Leadership Without Easy Answers By: Edison Nwobi

Chapter 1: Values in Leadership

Leadership awakens passion because when we ask for leadership in our policies and organizations, we ask for something we prize and cherish. The term leadership involves or self image and moral codes. Some people say that Pablo Escobar, who was head of the Medellin drug cartel, was a leader because the he motivated his followers to realize his vision. When you compare leadership to holding high office and making a great influence, we support the behavior to value power. A leader is supposed to get people to accept their vision. If anything goes wrong the leader is at fault. They also mobilize people to face problems.

Leaders influence followers but are under their influence as well. A leader earns influence influence by adjusting to the expectations of followers. The contingency theory is a theory in which the decision-making style fits which situational contingency in order for the decision maker to maintain control of the process. Leadership has long been linked to the use of authority, suggests playing a prominent role in society. Many people never act to be a leader, even though they have the personal qualities we might commonly associate with it. We imagine that a leader is more likely to produce useful outcomes by setting goals that meet the needs of both the leader and followers. This distinguish leadership from getting people to do what you want them to do. Leadership is more than influence.

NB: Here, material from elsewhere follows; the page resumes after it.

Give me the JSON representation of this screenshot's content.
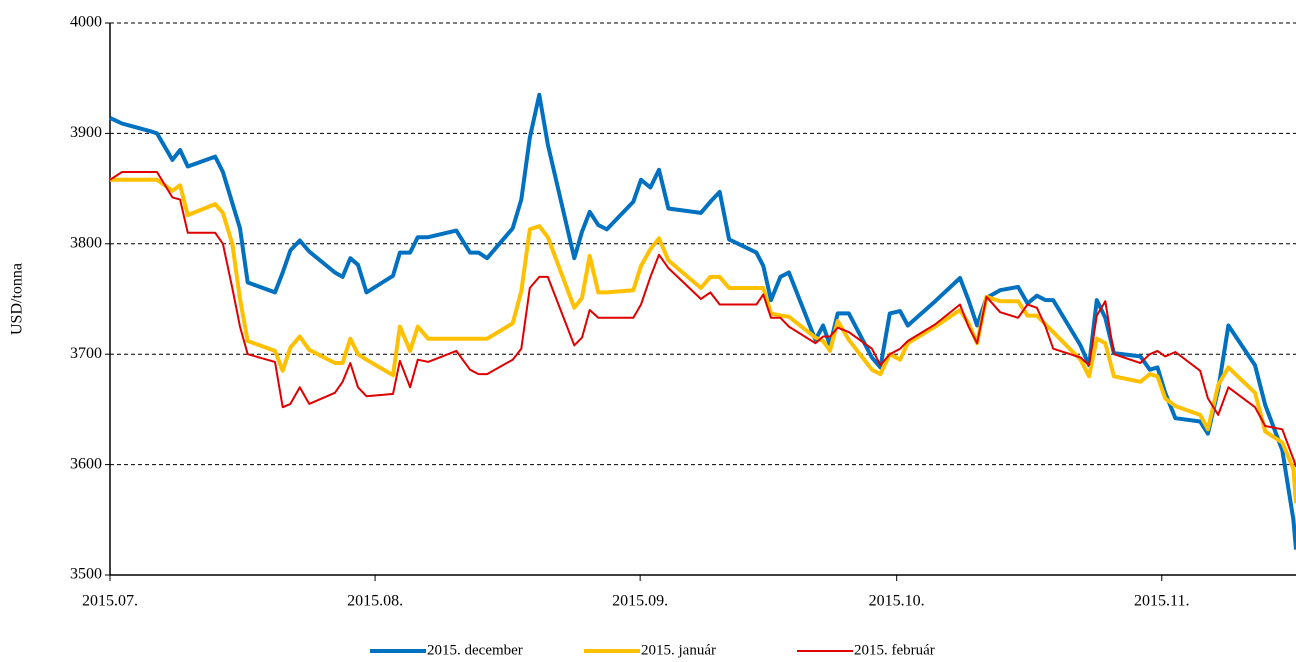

Chapter 2: to Lead or Mislead

Human notice the acheivements and innovations more than the failures. Developing a adaptation to a new challenge is a learning process for species. Through the survival of some individuals over others, a species makes it way toward new adaptive capabilities. The survivors pass on their offspring the traits that gave them a slight edge in the competition for resources. Biological adaptation is not the result of planning on the parts of a species but is the outcome when some individual happens to be born with a trait that helps it to survive. We have goals to generate new problems and opportunity in society.

Social system under threat try to restore balance. Without a general climate of urgency the society may not do anything until its too late. People fail to adapt for reasons like they may may fail to understand the nature of the threat. People can only respond to those threats that they see. In some other instances the society may recognize the threat, but the challenge may exceed the culture's adaptive capability. Many human cultures and societies have fallen because of diseases, environmental challenges or invasions they could not develop the ability or find the means to adjust appropriately. Leadership requires pacing the work in an effort to prepare people to undertake a hard task at a rate they can stand.

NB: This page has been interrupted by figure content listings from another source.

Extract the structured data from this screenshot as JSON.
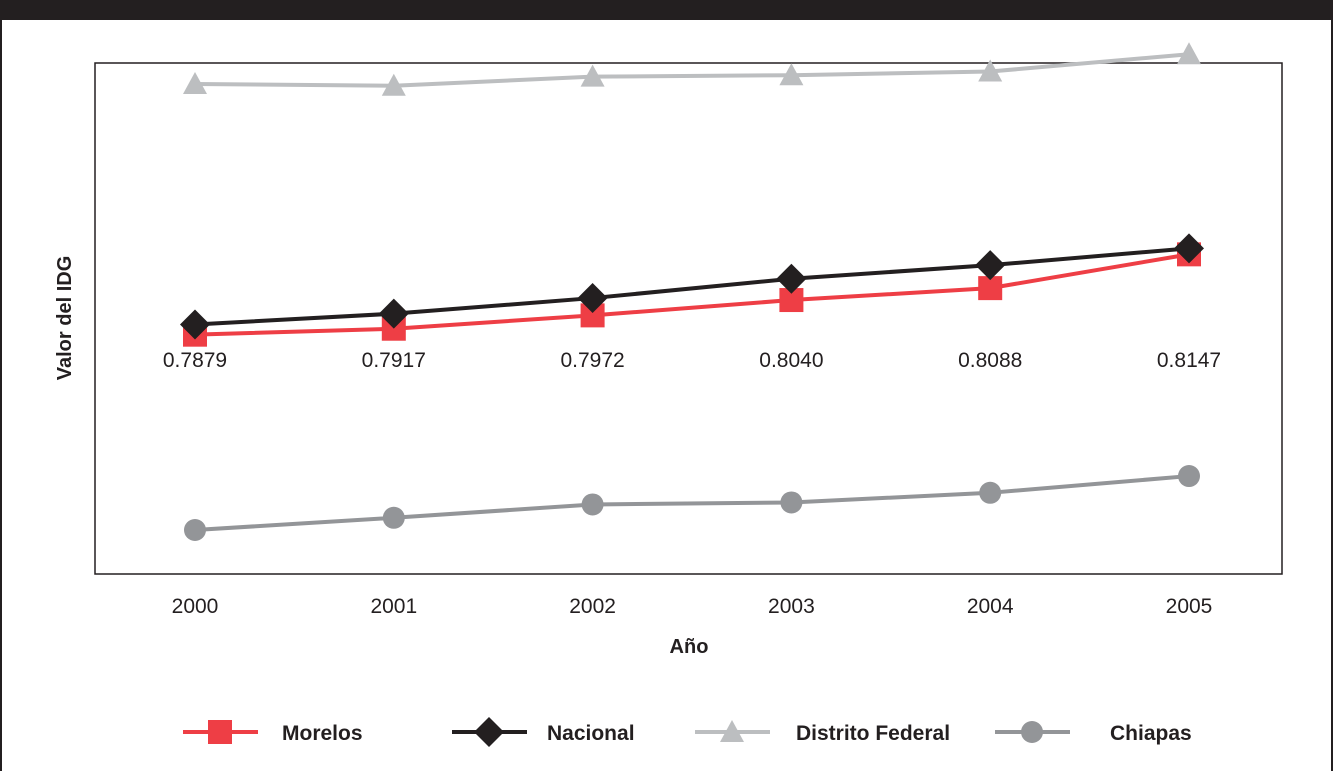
{
  "chart_data": {
    "type": "line",
    "title": "",
    "xlabel": "Año",
    "ylabel": "Valor del IDG",
    "x": [
      "2000",
      "2001",
      "2002",
      "2003",
      "2004",
      "2005"
    ],
    "ylim": [
      0.7,
      0.88
    ],
    "grid": false,
    "legend_position": "bottom",
    "series": [
      {
        "name": "Morelos",
        "color": "#ee3e45",
        "marker": "square",
        "values": [
          0.7843,
          0.7864,
          0.7911,
          0.7965,
          0.8007,
          0.8126
        ]
      },
      {
        "name": "Nacional",
        "color": "#231f20",
        "marker": "diamond",
        "values": [
          0.7879,
          0.7917,
          0.7972,
          0.804,
          0.8088,
          0.8147
        ]
      },
      {
        "name": "Distrito Federal",
        "color": "#bcbec0",
        "marker": "triangle",
        "values": [
          0.8726,
          0.872,
          0.8752,
          0.8757,
          0.877,
          0.8831
        ]
      },
      {
        "name": "Chiapas",
        "color": "#939598",
        "marker": "circle",
        "values": [
          0.7155,
          0.7198,
          0.7245,
          0.7252,
          0.7286,
          0.7345
        ]
      }
    ],
    "data_labels": [
      "0.7879",
      "0.7917",
      "0.7972",
      "0.8040",
      "0.8088",
      "0.8147"
    ]
  }
}
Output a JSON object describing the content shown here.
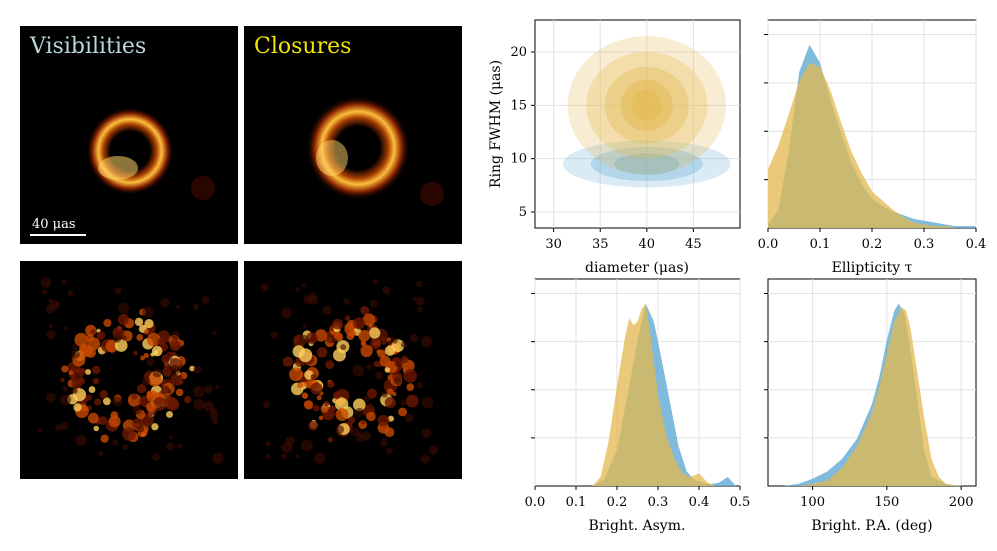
{
  "panels": {
    "left_title": "Visibilities",
    "right_title": "Closures",
    "left_title_color": "#b9d6dc",
    "right_title_color": "#f2e600",
    "scalebar_label": "40 μas"
  },
  "colors": {
    "blue": "#6aaed6",
    "gold": "#e3b84e",
    "overlap": "#b3a652"
  },
  "chart_data": [
    {
      "type": "contour",
      "name": "diameter-vs-fwhm",
      "xlabel": "diameter (μas)",
      "ylabel": "Ring FWHM (μas)",
      "xlim": [
        28,
        50
      ],
      "ylim": [
        3.5,
        23
      ],
      "xticks": [
        30,
        35,
        40,
        45
      ],
      "yticks": [
        5,
        10,
        15,
        20
      ],
      "series": [
        {
          "name": "Visibilities",
          "center": [
            40,
            9.5
          ]
        },
        {
          "name": "Closures",
          "center": [
            40,
            15
          ]
        }
      ]
    },
    {
      "type": "area",
      "name": "ellipticity",
      "xlabel": "Ellipticity τ",
      "xlim": [
        0,
        0.4
      ],
      "xticks": [
        0.0,
        0.1,
        0.2,
        0.3,
        0.4
      ],
      "ylim": [
        0,
        1.1
      ],
      "series": [
        {
          "name": "Visibilities",
          "x": [
            0,
            0.02,
            0.04,
            0.06,
            0.08,
            0.1,
            0.12,
            0.14,
            0.16,
            0.18,
            0.2,
            0.22,
            0.24,
            0.26,
            0.28,
            0.3,
            0.32,
            0.34,
            0.36,
            0.38,
            0.4
          ],
          "y": [
            0.02,
            0.1,
            0.42,
            0.85,
            1.0,
            0.9,
            0.7,
            0.52,
            0.36,
            0.24,
            0.16,
            0.12,
            0.09,
            0.07,
            0.05,
            0.04,
            0.03,
            0.02,
            0.01,
            0.01,
            0.01
          ]
        },
        {
          "name": "Closures",
          "x": [
            0,
            0.02,
            0.04,
            0.06,
            0.08,
            0.1,
            0.12,
            0.14,
            0.16,
            0.18,
            0.2,
            0.22,
            0.24,
            0.26,
            0.28,
            0.3,
            0.32,
            0.34,
            0.36,
            0.38,
            0.4
          ],
          "y": [
            0.32,
            0.45,
            0.62,
            0.8,
            0.9,
            0.88,
            0.75,
            0.58,
            0.42,
            0.3,
            0.2,
            0.15,
            0.1,
            0.06,
            0.03,
            0.02,
            0.01,
            0.01,
            0.0,
            0.0,
            0.0
          ]
        }
      ]
    },
    {
      "type": "area",
      "name": "brightness-asymmetry",
      "xlabel": "Bright. Asym.",
      "xlim": [
        0,
        0.5
      ],
      "xticks": [
        0.0,
        0.1,
        0.2,
        0.3,
        0.4,
        0.5
      ],
      "ylim": [
        0,
        1.1
      ],
      "series": [
        {
          "name": "Visibilities",
          "x": [
            0.14,
            0.17,
            0.2,
            0.23,
            0.25,
            0.27,
            0.29,
            0.31,
            0.33,
            0.35,
            0.37,
            0.39,
            0.41,
            0.43,
            0.45,
            0.47,
            0.49
          ],
          "y": [
            0,
            0.04,
            0.2,
            0.55,
            0.8,
            1.0,
            0.9,
            0.68,
            0.45,
            0.22,
            0.08,
            0.03,
            0.02,
            0.01,
            0.02,
            0.05,
            0.0
          ]
        },
        {
          "name": "Closures",
          "x": [
            0.14,
            0.16,
            0.18,
            0.2,
            0.22,
            0.23,
            0.24,
            0.25,
            0.26,
            0.27,
            0.28,
            0.3,
            0.32,
            0.34,
            0.36,
            0.38,
            0.4,
            0.42,
            0.44
          ],
          "y": [
            0,
            0.05,
            0.25,
            0.55,
            0.82,
            0.92,
            0.88,
            0.9,
            0.97,
            1.0,
            0.85,
            0.5,
            0.28,
            0.15,
            0.07,
            0.05,
            0.07,
            0.02,
            0.0
          ]
        }
      ]
    },
    {
      "type": "area",
      "name": "brightness-position-angle",
      "xlabel": "Bright. P.A. (deg)",
      "xlim": [
        70,
        210
      ],
      "xticks": [
        100,
        150,
        200
      ],
      "ylim": [
        0,
        1.1
      ],
      "series": [
        {
          "name": "Visibilities",
          "x": [
            80,
            90,
            100,
            110,
            120,
            130,
            140,
            145,
            150,
            155,
            158,
            162,
            165,
            170,
            175,
            180,
            190,
            200
          ],
          "y": [
            0,
            0.01,
            0.04,
            0.08,
            0.15,
            0.26,
            0.45,
            0.6,
            0.8,
            0.96,
            1.0,
            0.94,
            0.8,
            0.5,
            0.2,
            0.05,
            0.01,
            0
          ]
        },
        {
          "name": "Closures",
          "x": [
            90,
            100,
            110,
            120,
            130,
            140,
            145,
            150,
            155,
            160,
            163,
            166,
            170,
            175,
            180,
            185,
            190,
            200
          ],
          "y": [
            0,
            0.01,
            0.03,
            0.1,
            0.22,
            0.4,
            0.55,
            0.72,
            0.9,
            0.98,
            0.96,
            0.86,
            0.65,
            0.38,
            0.15,
            0.05,
            0.01,
            0
          ]
        }
      ]
    }
  ]
}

Chapter 3: The Roots of Authority

Our capacity to form authority relationships lies at the base of our organizations, from, the family to the nation. In our everyday language we equate leadership with authority. Having authority brings not only resources to bear but also serious constraints on the exercise of leadership. Authority relationships resemble the dominance and deference relationships of or primate ancestors. Dominant animals serve as reference points by which the rest of the group align themselves. Silverback provides the group with an obvious focal point of attention, situated often at its center. All eyes look to the leader to maintain the daily routine.